- Power type: Steam
- Builder: Lokomotivfabrik Krauss & Comp.
- Serial number: 3233–3236, 3670–3672, 6070–6073, 6223–6226
- Build date: 1895–1910
- Total produced: 15
- Configuration:: ​
- • Whyte: 0-6-2T
- • UIC: C1′ n2t
- • German: T 4^{I}: L 34.12; D VIII: L 34.13;
- Gauge: 1,435 mm (4 ft 8+1⁄2 in)
- Driver dia.: 996 mm (3 ft 3+1⁄4 in)
- Trailing dia.: 780 or 790 mm (2 ft 6+3⁄4 in or 2 ft 7+1⁄8 in)
- Wheelbase:: ​
- • Engine: 5,500 mm (18 ft 1⁄2 in)
- • Coupled: 2,800 mm (9 ft 2+1⁄4 in)
- Length:: ​
- • Over buffers: 9,700 or 10,090 mm (31 ft 10 in or 33 ft 1+1⁄4 in)
- Axle load: 12.2 or 13.6 t (12.0 or 13.4 long tons; 13.4 or 15.0 short tons)
- Adhesive weight: 36.6 or 40.2 t (36.0 or 39.6 long tons; 40.3 or 44.3 short tons)
- Service weight: 47.2 or 51.4 t (46.5 or 50.6 long tons; 52.0 or 56.7 short tons)
- Fuel type: Coal
- Fuel capacity: 2.2 or 2.7 t (2.2 or 2.7 long tons; 2.4 or 3.0 short tons)
- Water cap.: 6.5 or 8.0 m^{3} (1,400 or 1,800 imp gal; 1,700 or 2,100 US gal)
- Firebox:: ​
- • Grate area: 1.42 m^{2} (15.3 sq ft)
- Boiler:: ​
- • Pitch: 2,073 mm (6 ft 9+5⁄8 in)
- • Tube plates: 3,800 mm (12 ft 5+1⁄2 in)
- • Small tubes: 45 mm (1+3⁄4 in), 159 off
- Boiler pressure: 12 or 13 bar (12.2 or 13.3 kgf/cm^{2}; 174 or 189 lbf/in^{2})
- Heating surface:: ​
- • Firebox: 5.88 m^{2} (63.3 sq ft)
- • Tubes: 75.89 m^{2} (816.9 sq ft)
- • Total surface: 81.77 m^{2} (880.2 sq ft)
- Cylinders: Two, outside
- Cylinder size: 406 mm × 508 mm (16 in × 20 in)
- Loco brake: Riggenbach counter-pressure brake
- Maximum speed: 45 km/h (28 mph)
- Indicated power: 390 PS (287 kW; 385 hp)
- Numbers: Pflaz: 194–197, 44–45, 56, 322–329; DRG 98 651 – 98 657, 98 681 – 98 688;
- Retired: 1950

= Palatine T 4.I =

The locomotives of Palatine Class T 4^{I} were saturated steam tank engines operated by the Palatinate Railway. Krauss delivered four of them in 1895 and a further three in 1897. The development of these engines had been based on the second batch of Bavarian D VIII engines and they differed only in a few dimensions: for example, the diameter of the carrying and coupled wheels was smaller. In addition they had a larger coal tank.

In 1908 and 1910 Krauss supplied two batches, each of four locomotives, which were now designated the Palatine D VIII.
These differed in having a larger fuel tank and a higher maximum boiler pressure: 13 as opposed to 12 bar.
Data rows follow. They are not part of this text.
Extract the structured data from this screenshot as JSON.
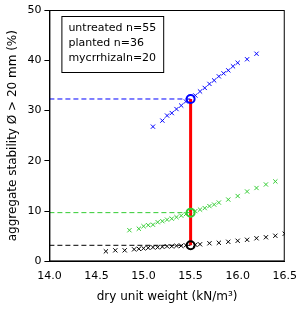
{
  "chart_data": {
    "type": "scatter",
    "x_label": "dry unit weight (kN/m³)",
    "y_label": "aggregate stability Ø > 20 mm (%)",
    "xlim": [
      14.0,
      16.5
    ],
    "xticks": [
      {
        "value": 14.0,
        "label": "14.0"
      },
      14.5,
      {
        "value": 15.0,
        "label": "15.0"
      },
      15.5,
      {
        "value": 16.0,
        "label": "16.0"
      },
      16.5
    ],
    "ylim": [
      0,
      50
    ],
    "yticks": [
      0,
      10,
      20,
      30,
      40,
      50
    ],
    "grid": false,
    "legend": "upper left",
    "marker": "x",
    "reference_x": 15.5,
    "series": [
      {
        "name": "untreated n=55",
        "color": "#000000",
        "reference_y": 3.2,
        "x": [
          14.6,
          14.7,
          14.8,
          14.9,
          14.95,
          15.0,
          15.05,
          15.1,
          15.15,
          15.2,
          15.25,
          15.3,
          15.35,
          15.4,
          15.45,
          15.55,
          15.6,
          15.7,
          15.8,
          15.9,
          16.0,
          16.1,
          16.2,
          16.3,
          16.4,
          16.5
        ],
        "values": [
          2.0,
          2.2,
          2.2,
          2.4,
          2.5,
          2.6,
          2.7,
          2.8,
          2.8,
          2.9,
          3.0,
          3.0,
          3.1,
          3.1,
          3.2,
          3.3,
          3.4,
          3.6,
          3.7,
          3.9,
          4.1,
          4.3,
          4.6,
          4.8,
          5.1,
          5.5
        ]
      },
      {
        "name": "planted n=36",
        "color": "#33cc33",
        "reference_y": 9.7,
        "x": [
          14.85,
          14.95,
          15.0,
          15.05,
          15.1,
          15.15,
          15.2,
          15.25,
          15.3,
          15.35,
          15.4,
          15.45,
          15.55,
          15.6,
          15.65,
          15.7,
          15.75,
          15.8,
          15.9,
          16.0,
          16.1,
          16.2,
          16.3,
          16.4
        ],
        "values": [
          6.2,
          6.5,
          7.0,
          7.2,
          7.3,
          7.8,
          8.0,
          8.3,
          8.5,
          8.8,
          9.1,
          9.4,
          10.0,
          10.3,
          10.6,
          11.0,
          11.3,
          11.7,
          12.3,
          13.0,
          13.9,
          14.6,
          15.3,
          15.9
        ]
      },
      {
        "name": "mycrrhizaln=20",
        "color": "#0000ff",
        "reference_y": 32.3,
        "x": [
          15.1,
          15.2,
          15.25,
          15.3,
          15.35,
          15.4,
          15.45,
          15.55,
          15.6,
          15.65,
          15.7,
          15.75,
          15.8,
          15.85,
          15.9,
          15.95,
          16.0,
          16.1,
          16.2
        ],
        "values": [
          26.8,
          28.0,
          29.0,
          29.5,
          30.3,
          31.0,
          31.8,
          33.0,
          33.8,
          34.5,
          35.3,
          36.0,
          36.8,
          37.4,
          38.0,
          38.8,
          39.5,
          40.2,
          41.3
        ]
      }
    ]
  }
}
In 1925 the Deutsche Reichsbahn took over all 15 locomotives and grouped them together with the Bavarian D VIII into DRG Class 98.6. The first seven machines were allocated numbers 98 651–657 and the eight newer ones numbers 98 681–688. The first group was retired by 1940, the second survived to join the Deutsche Bundesbahn fleet. Nos. 98 682 and 98 686 were the last two units to be retired, in 1950.

In 1949 the Augsburger Localbahn bought no. 98 683 and operated it as "no. 10" until 1957.